Gestivano un potente sistema di compravendita di sentenze il cui prezzo variava tra i 500 e i 1000 euro e sono stati tratti in arresto per corruzione in atti giudiziari, falso e truffa in concorso ben quattro giudici tributari,
D’Avolio, Merra, Ventura e Cerase, con l’accusa di aver aggiustato le sentenze delle Commissioni regionali e provinciali di Foggia dietro il pagamento di mazzette. L’inchiesta, denominata giustizia privata, ha portato agli arresti di altri sei tra dipendenti delle commissioni tributarie e commercialisti.
Indagato anche il PM Nicastro, in servizio alla Procura di Matera, accusato di falso in atto pubblico e truffa per aver falsificato 168 sentenze dal 2015 al 2017, in qualità di giudice della Commissione Tributaria di Foggia, procurandosi un ingiusto profitto.
Ed altri 40 indagati tra cui altri giudici tributari, commercialisti e imprenditori del settore alberghiero, edile e della ristorazione.
La cupola, pilotando la cause, faceva risparmiare milioni di euro di tasse agli imprenditori che pagavano la tangente.

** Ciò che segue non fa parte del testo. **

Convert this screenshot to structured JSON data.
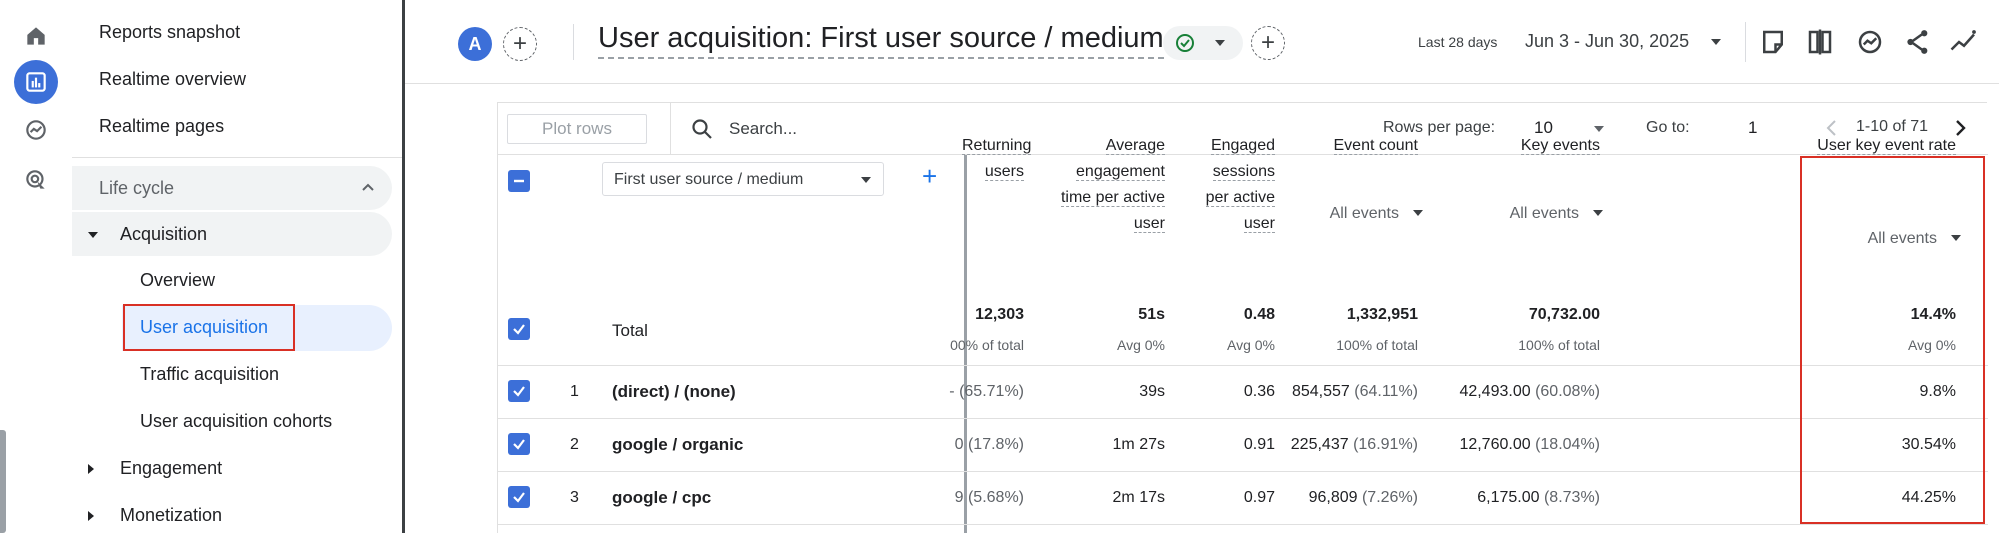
{
  "nav": {
    "items_top": [
      "Reports snapshot",
      "Realtime overview",
      "Realtime pages"
    ],
    "lifecycle": "Life cycle",
    "acquisition": "Acquisition",
    "acquisition_sub": [
      "Overview",
      "User acquisition",
      "Traffic acquisition",
      "User acquisition cohorts"
    ],
    "engagement": "Engagement",
    "monetization": "Monetization"
  },
  "header": {
    "avatar_letter": "A",
    "title": "User acquisition: First user source / medium",
    "date_label": "Last 28 days",
    "date_range": "Jun 3 - Jun 30, 2025"
  },
  "toolbar": {
    "plot_rows": "Plot rows",
    "search_placeholder": "Search...",
    "rows_per_page_label": "Rows per page:",
    "rows_per_page_value": "10",
    "go_to_label": "Go to:",
    "go_to_value": "1",
    "pager": "1-10 of 71"
  },
  "table": {
    "dimension": "First user source / medium",
    "columns": [
      {
        "label": "Returning users",
        "sub": ""
      },
      {
        "label": "Average engagement time per active user",
        "sub": ""
      },
      {
        "label": "Engaged sessions per active user",
        "sub": ""
      },
      {
        "label": "Event count",
        "sub": "All events"
      },
      {
        "label": "Key events",
        "sub": "All events"
      },
      {
        "label": "User key event rate",
        "sub": "All events"
      }
    ],
    "total": {
      "label": "Total",
      "values": [
        "12,303",
        "51s",
        "0.48",
        "1,332,951",
        "70,732.00",
        "14.4%"
      ],
      "subs": [
        "00% of total",
        "Avg 0%",
        "Avg 0%",
        "100% of total",
        "100% of total",
        "Avg 0%"
      ]
    },
    "rows": [
      {
        "num": "1",
        "label": "(direct) / (none)",
        "values": [
          "(65.71%)",
          "39s",
          "0.36",
          "854,557",
          "42,493.00",
          "9.8%"
        ],
        "pcts": [
          "",
          "",
          "",
          "(64.11%)",
          "(60.08%)",
          ""
        ],
        "lead": [
          "-",
          "",
          "",
          "",
          "",
          ""
        ]
      },
      {
        "num": "2",
        "label": "google / organic",
        "values": [
          "(17.8%)",
          "1m 27s",
          "0.91",
          "225,437",
          "12,760.00",
          "30.54%"
        ],
        "pcts": [
          "",
          "",
          "",
          "(16.91%)",
          "(18.04%)",
          ""
        ],
        "lead": [
          "0",
          "",
          "",
          "",
          "",
          ""
        ]
      },
      {
        "num": "3",
        "label": "google / cpc",
        "values": [
          "(5.68%)",
          "2m 17s",
          "0.97",
          "96,809",
          "6,175.00",
          "44.25%"
        ],
        "pcts": [
          "",
          "",
          "",
          "(7.26%)",
          "(8.73%)",
          ""
        ],
        "lead": [
          "9",
          "",
          "",
          "",
          "",
          ""
        ]
      }
    ]
  },
  "colors": {
    "accent": "#3c6fd8",
    "highlight": "#d93025",
    "link": "#1a73e8"
  }
}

Per gli inquirenti alcuni dipendenti delle commissioni tributarie erano il riferimento dei commercialisti che in cambio di decisioni favorevoli versavano le mazzette evitando ai clienti di pagare allo Stato le imposte dovute.
Un meccanismo perfetto con al centro il profitto: alcuni funzionari amministrativi, in cambio di denaro o altra utilità, indirizzavano le cause sui giudici compiacenti o svogliati.

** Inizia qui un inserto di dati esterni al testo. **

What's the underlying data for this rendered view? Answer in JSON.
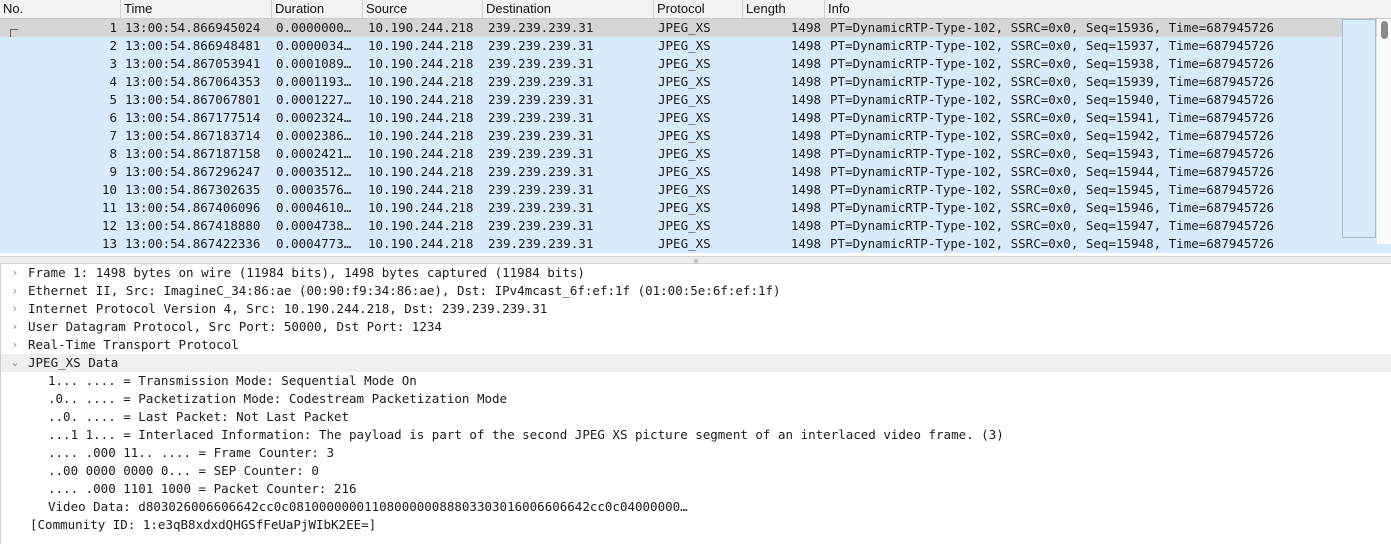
{
  "columns": {
    "no": "No.",
    "time": "Time",
    "duration": "Duration",
    "source": "Source",
    "destination": "Destination",
    "protocol": "Protocol",
    "length": "Length",
    "info": "Info"
  },
  "packets": [
    {
      "no": "1",
      "time": "13:00:54.866945024",
      "duration": "0.0000000…",
      "source": "10.190.244.218",
      "destination": "239.239.239.31",
      "protocol": "JPEG_XS",
      "length": "1498",
      "info": "PT=DynamicRTP-Type-102, SSRC=0x0, Seq=15936, Time=687945726"
    },
    {
      "no": "2",
      "time": "13:00:54.866948481",
      "duration": "0.0000034…",
      "source": "10.190.244.218",
      "destination": "239.239.239.31",
      "protocol": "JPEG_XS",
      "length": "1498",
      "info": "PT=DynamicRTP-Type-102, SSRC=0x0, Seq=15937, Time=687945726"
    },
    {
      "no": "3",
      "time": "13:00:54.867053941",
      "duration": "0.0001089…",
      "source": "10.190.244.218",
      "destination": "239.239.239.31",
      "protocol": "JPEG_XS",
      "length": "1498",
      "info": "PT=DynamicRTP-Type-102, SSRC=0x0, Seq=15938, Time=687945726"
    },
    {
      "no": "4",
      "time": "13:00:54.867064353",
      "duration": "0.0001193…",
      "source": "10.190.244.218",
      "destination": "239.239.239.31",
      "protocol": "JPEG_XS",
      "length": "1498",
      "info": "PT=DynamicRTP-Type-102, SSRC=0x0, Seq=15939, Time=687945726"
    },
    {
      "no": "5",
      "time": "13:00:54.867067801",
      "duration": "0.0001227…",
      "source": "10.190.244.218",
      "destination": "239.239.239.31",
      "protocol": "JPEG_XS",
      "length": "1498",
      "info": "PT=DynamicRTP-Type-102, SSRC=0x0, Seq=15940, Time=687945726"
    },
    {
      "no": "6",
      "time": "13:00:54.867177514",
      "duration": "0.0002324…",
      "source": "10.190.244.218",
      "destination": "239.239.239.31",
      "protocol": "JPEG_XS",
      "length": "1498",
      "info": "PT=DynamicRTP-Type-102, SSRC=0x0, Seq=15941, Time=687945726"
    },
    {
      "no": "7",
      "time": "13:00:54.867183714",
      "duration": "0.0002386…",
      "source": "10.190.244.218",
      "destination": "239.239.239.31",
      "protocol": "JPEG_XS",
      "length": "1498",
      "info": "PT=DynamicRTP-Type-102, SSRC=0x0, Seq=15942, Time=687945726"
    },
    {
      "no": "8",
      "time": "13:00:54.867187158",
      "duration": "0.0002421…",
      "source": "10.190.244.218",
      "destination": "239.239.239.31",
      "protocol": "JPEG_XS",
      "length": "1498",
      "info": "PT=DynamicRTP-Type-102, SSRC=0x0, Seq=15943, Time=687945726"
    },
    {
      "no": "9",
      "time": "13:00:54.867296247",
      "duration": "0.0003512…",
      "source": "10.190.244.218",
      "destination": "239.239.239.31",
      "protocol": "JPEG_XS",
      "length": "1498",
      "info": "PT=DynamicRTP-Type-102, SSRC=0x0, Seq=15944, Time=687945726"
    },
    {
      "no": "10",
      "time": "13:00:54.867302635",
      "duration": "0.0003576…",
      "source": "10.190.244.218",
      "destination": "239.239.239.31",
      "protocol": "JPEG_XS",
      "length": "1498",
      "info": "PT=DynamicRTP-Type-102, SSRC=0x0, Seq=15945, Time=687945726"
    },
    {
      "no": "11",
      "time": "13:00:54.867406096",
      "duration": "0.0004610…",
      "source": "10.190.244.218",
      "destination": "239.239.239.31",
      "protocol": "JPEG_XS",
      "length": "1498",
      "info": "PT=DynamicRTP-Type-102, SSRC=0x0, Seq=15946, Time=687945726"
    },
    {
      "no": "12",
      "time": "13:00:54.867418880",
      "duration": "0.0004738…",
      "source": "10.190.244.218",
      "destination": "239.239.239.31",
      "protocol": "JPEG_XS",
      "length": "1498",
      "info": "PT=DynamicRTP-Type-102, SSRC=0x0, Seq=15947, Time=687945726"
    },
    {
      "no": "13",
      "time": "13:00:54.867422336",
      "duration": "0.0004773…",
      "source": "10.190.244.218",
      "destination": "239.239.239.31",
      "protocol": "JPEG_XS",
      "length": "1498",
      "info": "PT=DynamicRTP-Type-102, SSRC=0x0, Seq=15948, Time=687945726"
    }
  ],
  "selected_row": 0,
  "details": {
    "top_level": [
      {
        "label": "Frame 1: 1498 bytes on wire (11984 bits), 1498 bytes captured (11984 bits)",
        "expanded": false
      },
      {
        "label": "Ethernet II, Src: ImagineC_34:86:ae (00:90:f9:34:86:ae), Dst: IPv4mcast_6f:ef:1f (01:00:5e:6f:ef:1f)",
        "expanded": false
      },
      {
        "label": "Internet Protocol Version 4, Src: 10.190.244.218, Dst: 239.239.239.31",
        "expanded": false
      },
      {
        "label": "User Datagram Protocol, Src Port: 50000, Dst Port: 1234",
        "expanded": false
      },
      {
        "label": "Real-Time Transport Protocol",
        "expanded": false
      },
      {
        "label": "JPEG_XS Data",
        "expanded": true
      }
    ],
    "jpeg_xs_fields": [
      "1... .... = Transmission Mode: Sequential Mode On",
      ".0.. .... = Packetization Mode: Codestream Packetization Mode",
      "..0. .... = Last Packet: Not Last Packet",
      "...1 1... = Interlaced Information: The payload is part of the second JPEG XS picture segment of an interlaced video frame. (3)",
      ".... .000 11.. .... = Frame Counter: 3",
      "..00 0000 0000 0... = SEP Counter: 0",
      ".... .000 1101 1000 = Packet Counter: 216",
      "Video Data: d803026006606642cc0c081000000011080000008880330301600660664​2cc0c04000000…"
    ],
    "community_id": "[Community ID: 1:e3qB8xdxdQHGSfFeUaPjWIbK2EE=]"
  },
  "icons": {
    "collapsed": "chevron-right-icon",
    "expanded": "chevron-down-icon"
  },
  "colors": {
    "row_udp_blue": "#d9eafb",
    "row_selected": "#d6d6d6",
    "detail_highlight": "#efefef"
  }
}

Alcuni, infatti, emettevano decisioni favorevoli al contribuente in cambio di somme di denaro; altri frodavano l’amministrazione tributaria delegando completamente la giurisdizione a funzionari che deliberavano secondo il proprio tornaconto personale (tangenti o altri vantaggi), limitandosi alla sola firma della sentenza con introito delle indennità previste per l’attività decisoria.
Un funzionario infedele era direttamente a libro paga di un commercialista che gli versava uno stipendio mensile di 400 euro in cambio di favori. Tutti gli arrestati sono ai domiciliari.